Sunday, January 19, 2014

Gingerbread Biscotti

Gingerbread Biscotti
1 cup blanched almonds
¾ cup sugar
½ cup butter or margarine
½ cup dark molasses
¼ cup minced fresh ginger
3 large eggs
 3 cups all purpose flour
1 ½ teaspoons baking powder
1 teaspoon ground cinnamon and nutmeg
½ teaspoon ground cloves and allspice

Place almonds in an 8-9 inch square pan. Bake in a 350 oven until golden, 10 to 15 minutes. Let cool. Coarsely shop and set aside.
                In large bowl of an electric mixer, beat sugar, butter, molasses, and ginger until smooth.
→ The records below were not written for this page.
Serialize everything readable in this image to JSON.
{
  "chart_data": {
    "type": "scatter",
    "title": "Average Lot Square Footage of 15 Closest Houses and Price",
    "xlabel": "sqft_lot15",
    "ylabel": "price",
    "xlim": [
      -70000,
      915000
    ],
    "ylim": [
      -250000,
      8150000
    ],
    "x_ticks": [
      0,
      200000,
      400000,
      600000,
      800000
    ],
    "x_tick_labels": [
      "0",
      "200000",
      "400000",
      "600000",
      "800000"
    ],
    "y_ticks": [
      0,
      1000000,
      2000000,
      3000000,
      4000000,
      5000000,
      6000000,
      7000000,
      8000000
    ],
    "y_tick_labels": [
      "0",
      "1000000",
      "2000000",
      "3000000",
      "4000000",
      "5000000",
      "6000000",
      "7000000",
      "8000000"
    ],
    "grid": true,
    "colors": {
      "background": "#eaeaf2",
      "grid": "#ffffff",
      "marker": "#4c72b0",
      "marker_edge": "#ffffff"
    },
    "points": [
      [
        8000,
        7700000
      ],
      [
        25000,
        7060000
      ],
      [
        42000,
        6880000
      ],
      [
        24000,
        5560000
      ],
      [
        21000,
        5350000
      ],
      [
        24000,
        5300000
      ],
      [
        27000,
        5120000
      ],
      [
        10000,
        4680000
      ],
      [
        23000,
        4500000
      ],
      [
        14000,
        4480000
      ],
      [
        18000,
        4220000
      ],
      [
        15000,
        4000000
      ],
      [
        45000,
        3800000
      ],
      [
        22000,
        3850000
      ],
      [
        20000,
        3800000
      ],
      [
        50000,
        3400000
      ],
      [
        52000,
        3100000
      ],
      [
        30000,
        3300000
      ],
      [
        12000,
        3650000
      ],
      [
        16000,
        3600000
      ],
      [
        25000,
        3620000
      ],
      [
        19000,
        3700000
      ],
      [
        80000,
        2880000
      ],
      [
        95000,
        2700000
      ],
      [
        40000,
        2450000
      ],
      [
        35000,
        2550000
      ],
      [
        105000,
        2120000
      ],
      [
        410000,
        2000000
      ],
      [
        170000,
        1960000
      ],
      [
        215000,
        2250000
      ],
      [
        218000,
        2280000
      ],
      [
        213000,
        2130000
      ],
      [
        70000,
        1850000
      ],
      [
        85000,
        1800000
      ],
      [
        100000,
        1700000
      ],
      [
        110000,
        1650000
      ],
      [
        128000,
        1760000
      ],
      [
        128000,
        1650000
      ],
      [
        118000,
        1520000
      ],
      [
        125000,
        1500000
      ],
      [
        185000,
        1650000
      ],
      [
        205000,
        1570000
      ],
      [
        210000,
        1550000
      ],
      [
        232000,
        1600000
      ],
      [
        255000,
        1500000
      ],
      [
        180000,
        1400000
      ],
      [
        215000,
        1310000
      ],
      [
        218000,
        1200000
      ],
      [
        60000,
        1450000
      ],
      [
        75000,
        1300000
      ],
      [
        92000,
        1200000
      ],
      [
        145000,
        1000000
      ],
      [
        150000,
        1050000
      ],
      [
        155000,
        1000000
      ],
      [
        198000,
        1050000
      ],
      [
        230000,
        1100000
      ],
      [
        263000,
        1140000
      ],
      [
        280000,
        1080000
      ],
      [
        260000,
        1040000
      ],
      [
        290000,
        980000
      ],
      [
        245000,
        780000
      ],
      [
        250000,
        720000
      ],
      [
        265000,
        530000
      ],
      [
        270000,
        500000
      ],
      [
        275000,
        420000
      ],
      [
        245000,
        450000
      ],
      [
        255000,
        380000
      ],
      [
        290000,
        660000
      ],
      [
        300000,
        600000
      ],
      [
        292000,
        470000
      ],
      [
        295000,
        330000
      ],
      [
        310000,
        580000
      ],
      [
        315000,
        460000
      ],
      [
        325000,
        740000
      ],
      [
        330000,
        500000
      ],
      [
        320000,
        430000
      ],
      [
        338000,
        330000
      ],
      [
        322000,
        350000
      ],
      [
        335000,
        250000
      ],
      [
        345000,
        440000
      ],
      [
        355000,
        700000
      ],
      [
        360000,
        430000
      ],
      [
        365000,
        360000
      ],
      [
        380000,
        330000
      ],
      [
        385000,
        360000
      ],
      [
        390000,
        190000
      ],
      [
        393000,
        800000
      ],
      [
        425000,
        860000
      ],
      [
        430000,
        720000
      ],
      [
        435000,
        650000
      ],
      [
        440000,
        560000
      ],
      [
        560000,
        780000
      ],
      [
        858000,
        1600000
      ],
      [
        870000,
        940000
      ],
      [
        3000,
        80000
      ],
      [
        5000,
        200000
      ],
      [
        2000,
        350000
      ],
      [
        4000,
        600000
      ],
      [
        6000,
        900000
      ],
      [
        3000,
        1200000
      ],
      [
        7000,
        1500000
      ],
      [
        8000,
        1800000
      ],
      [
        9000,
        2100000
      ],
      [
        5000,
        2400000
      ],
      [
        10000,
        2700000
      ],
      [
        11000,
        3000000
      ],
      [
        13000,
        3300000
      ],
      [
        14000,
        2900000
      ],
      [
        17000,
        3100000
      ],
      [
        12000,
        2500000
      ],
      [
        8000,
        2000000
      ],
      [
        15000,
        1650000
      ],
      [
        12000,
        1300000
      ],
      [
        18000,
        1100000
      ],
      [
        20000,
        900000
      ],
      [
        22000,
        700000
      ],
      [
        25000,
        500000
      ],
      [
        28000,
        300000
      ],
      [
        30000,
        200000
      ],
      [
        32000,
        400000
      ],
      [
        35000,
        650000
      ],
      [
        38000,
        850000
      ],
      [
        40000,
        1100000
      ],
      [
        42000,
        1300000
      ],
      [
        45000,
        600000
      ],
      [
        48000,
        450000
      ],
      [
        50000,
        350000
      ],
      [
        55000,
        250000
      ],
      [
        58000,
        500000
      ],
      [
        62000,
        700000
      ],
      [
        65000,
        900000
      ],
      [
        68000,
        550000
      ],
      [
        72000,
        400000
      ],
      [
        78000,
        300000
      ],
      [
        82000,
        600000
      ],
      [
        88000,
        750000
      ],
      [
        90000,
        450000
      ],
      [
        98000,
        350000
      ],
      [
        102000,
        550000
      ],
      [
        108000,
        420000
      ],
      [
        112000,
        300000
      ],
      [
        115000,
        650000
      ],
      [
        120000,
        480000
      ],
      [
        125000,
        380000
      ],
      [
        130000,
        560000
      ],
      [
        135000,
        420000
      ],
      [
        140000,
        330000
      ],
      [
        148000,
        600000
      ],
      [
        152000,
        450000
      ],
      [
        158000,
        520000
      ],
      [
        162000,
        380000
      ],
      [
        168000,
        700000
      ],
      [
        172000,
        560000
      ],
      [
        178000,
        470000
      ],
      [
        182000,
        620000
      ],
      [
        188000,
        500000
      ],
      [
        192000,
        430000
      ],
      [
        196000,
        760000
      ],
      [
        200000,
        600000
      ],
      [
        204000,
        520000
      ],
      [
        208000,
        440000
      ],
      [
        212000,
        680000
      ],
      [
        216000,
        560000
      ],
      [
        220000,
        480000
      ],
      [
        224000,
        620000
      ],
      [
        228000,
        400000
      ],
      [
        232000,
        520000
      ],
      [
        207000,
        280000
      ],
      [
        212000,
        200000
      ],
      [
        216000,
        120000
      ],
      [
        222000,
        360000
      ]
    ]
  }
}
Add eggs 1 at a time, beating after each addition.
                In a bowl stir flour, baking powder, cinnamon, nutmeg, cloves, allspice and almonds. Add to egg mixture; stir to blend. On 2 greased 12 by 15 inch baking sheets, use well-floured hands to pat dough into 4 flat loaves, spacing them evenly on sheets; each loaf should be about ½ inch thick, 2 inches wide, and the length of the baking sheet. Bake in a 350 oven until browned at edges and springy to tough, about 25 minutes; switch positions of pans halfway through baking. Let loaves stand on baking sheets until cool to touch, then cut into long, ½ inch thick diagonal slices. On baking sheets, arrange slices close together with a cut side down. Return to oven and bake at 350 until cookies are brown 15 to 18 minutes longer; switch positions of pans halfway through baking.

                Transfer biscotti to racks and let cool completely. Serve or store airtight up to 1 month; freeze for longer storage. Makes about 50. Recipe from a magazine dated November 1988.